We may not harbour the same despicable ruse as Judas, but oftentimes, I think we would fall into the category of being a ‘point and click activist’, one that does not actually engage in efforts to help others. This modern-day phenomenon has amassed thousands of critics hiding behind their keyboards, condemning organisations or the society on the lack of support for the needy or a waste of donations, while at the same time, not doing much for the poor themselves and decrying other enthusiasts for being unpractical. The Internet has introduced a new age of mass participation and personal activism in which anyone can be a message maker or fund-raiser and mobilise thousands of people. As more voices clamour for attention, the result isn’t just more noise in the public arena, but more polarised opinions dividing the society. The current stack of online tools and platforms is especially good at organising attempts to discredit and criticise as opposed to synthesising solutions for genuine help.
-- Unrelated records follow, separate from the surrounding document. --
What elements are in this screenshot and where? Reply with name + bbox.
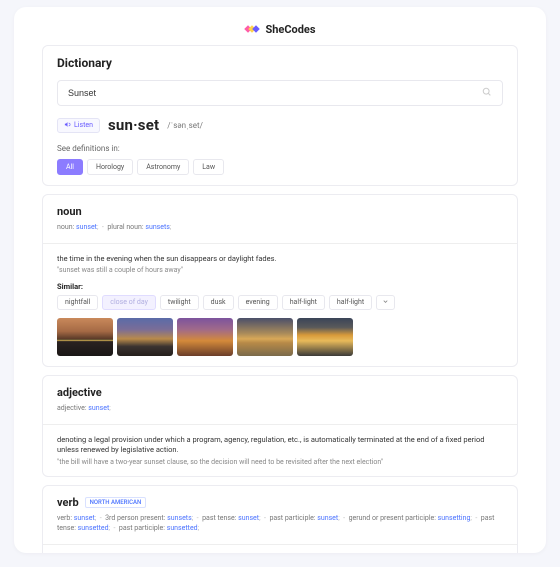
sound-icon [64,121,71,130]
thumbnail-image[interactable] [57,318,113,356]
phonetic: /ˈsənˌset/ [167,121,203,130]
similar-row: nightfall close of day twilight dusk evening… [57,295,503,310]
definition-tabs: AllHorologyAstronomyLaw [57,159,503,175]
example-text: "the bill will have a two-year sunset cl… [57,458,503,466]
word-forms: noun: sunset; - plural noun: sunsets; [57,222,503,233]
listen-button[interactable]: Listen [57,118,100,133]
tab-horology[interactable]: Horology [87,159,133,175]
definition-text: denoting a legal provision under which a… [57,435,503,456]
similar-chip[interactable]: close of day [102,295,156,310]
similar-chip[interactable]: twilight [160,295,199,310]
part-of-speech: verbNORTH AMERICAN [57,496,503,509]
similar-chip[interactable]: nightfall [57,295,98,310]
image-thumbnails [57,318,503,356]
listen-label: Listen [74,121,93,129]
headword: sun·set [108,116,159,134]
part-of-speech: adjective [57,386,503,399]
definition-card-verb: verbNORTH AMERICAN verb: sunset; - 3rd pe… [42,485,518,554]
thumbnail-image[interactable] [297,318,353,356]
app-window: SheCodes Dictionary Listen sun·set /ˈsə [14,7,546,553]
thumbnail-image[interactable] [177,318,233,356]
similar-chip[interactable]: half-light [282,295,325,310]
headword-row: Listen sun·set /ˈsənˌset/ [57,116,503,134]
search-icon[interactable] [482,87,492,100]
thumbnail-image[interactable] [237,318,293,356]
word-forms: verb: sunset; - 3rd person present: suns… [57,513,503,534]
brand-name: SheCodes [265,23,315,36]
tab-all[interactable]: All [57,159,83,175]
definition-card-adjective: adjective adjective: sunset; denoting a le… [42,375,518,477]
region-badge: NORTH AMERICAN [85,497,147,508]
similar-chip[interactable]: evening [238,295,278,310]
chevron-down-icon[interactable] [376,295,395,310]
similar-label: Similar: [57,282,503,291]
tab-law[interactable]: Law [193,159,224,175]
definition-text: the time in the evening when the sun dis… [57,254,503,265]
example-text: "sunset was still a couple of hours away… [57,266,503,274]
brand-header: SheCodes [14,7,546,45]
definition-card-noun: noun noun: sunset; - plural noun: sunsets… [42,194,518,367]
similar-chip[interactable]: half-light [329,295,372,310]
see-definitions-label: See definitions in: [57,144,503,153]
word-forms: adjective: sunset; [57,403,503,414]
header-card: Dictionary Listen sun·set /ˈsənˌset/ See… [42,45,518,186]
search-input[interactable] [68,88,482,98]
page-title: Dictionary [57,56,503,70]
thumbnail-image[interactable] [117,318,173,356]
part-of-speech: noun [57,205,503,218]
similar-chip[interactable]: dusk [203,295,234,310]
tab-astronomy[interactable]: Astronomy [137,159,189,175]
search-box[interactable] [57,80,503,106]
brand-logo-icon [244,21,260,37]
I recall an article a few months ago where David Beasley, the director of the United Nations’ World Food Programme, laid out a suggestion to spend $6.6 billion to combat world hunger and called out Elon Musk to “step up and help, on a one-time basis” to resolve the food crisis. The apparent claim is that the $6 billion program, which constituted only 2% of Elon’s net worth, would be able to resolve the global hunger crisis and save 42 million people suffering from famine. While the proposal sounds rewarding, there isn’t a transparent and detailed system in place to account for how the money will solve world hunger. Even though this article may not have a direct correlation to the gospel passage and in no way alluding to any schemes identical to that of Judas, it emphasises the need to not just have a practical plan, but to execute in reality in order to bring about the goodness it advocates. Little wonder that our Catholic church has always highlighted that faith and good works go in tandem. Elon Musk may not have responded to the proposal from the UN WFP, but his sizeable donations over the years and the recent deployment of Starlink satellite internet stations to the Ukrainians demonstrated concrete actions to truly help those in need.
(Today’s OXYGEN by Dylan Tan)
Prayer: Heavenly Father, we come to you in need of your peace and truth to soothe our hearts and spirits in these turbulent times. Please constantly remind us of your everlasting love, healing and grace and thank you for the gift of our saviour Jesus. Amen.
Thanksgiving: Thank you Father, for setting us free from our burdens and being with us every single moment of our lives.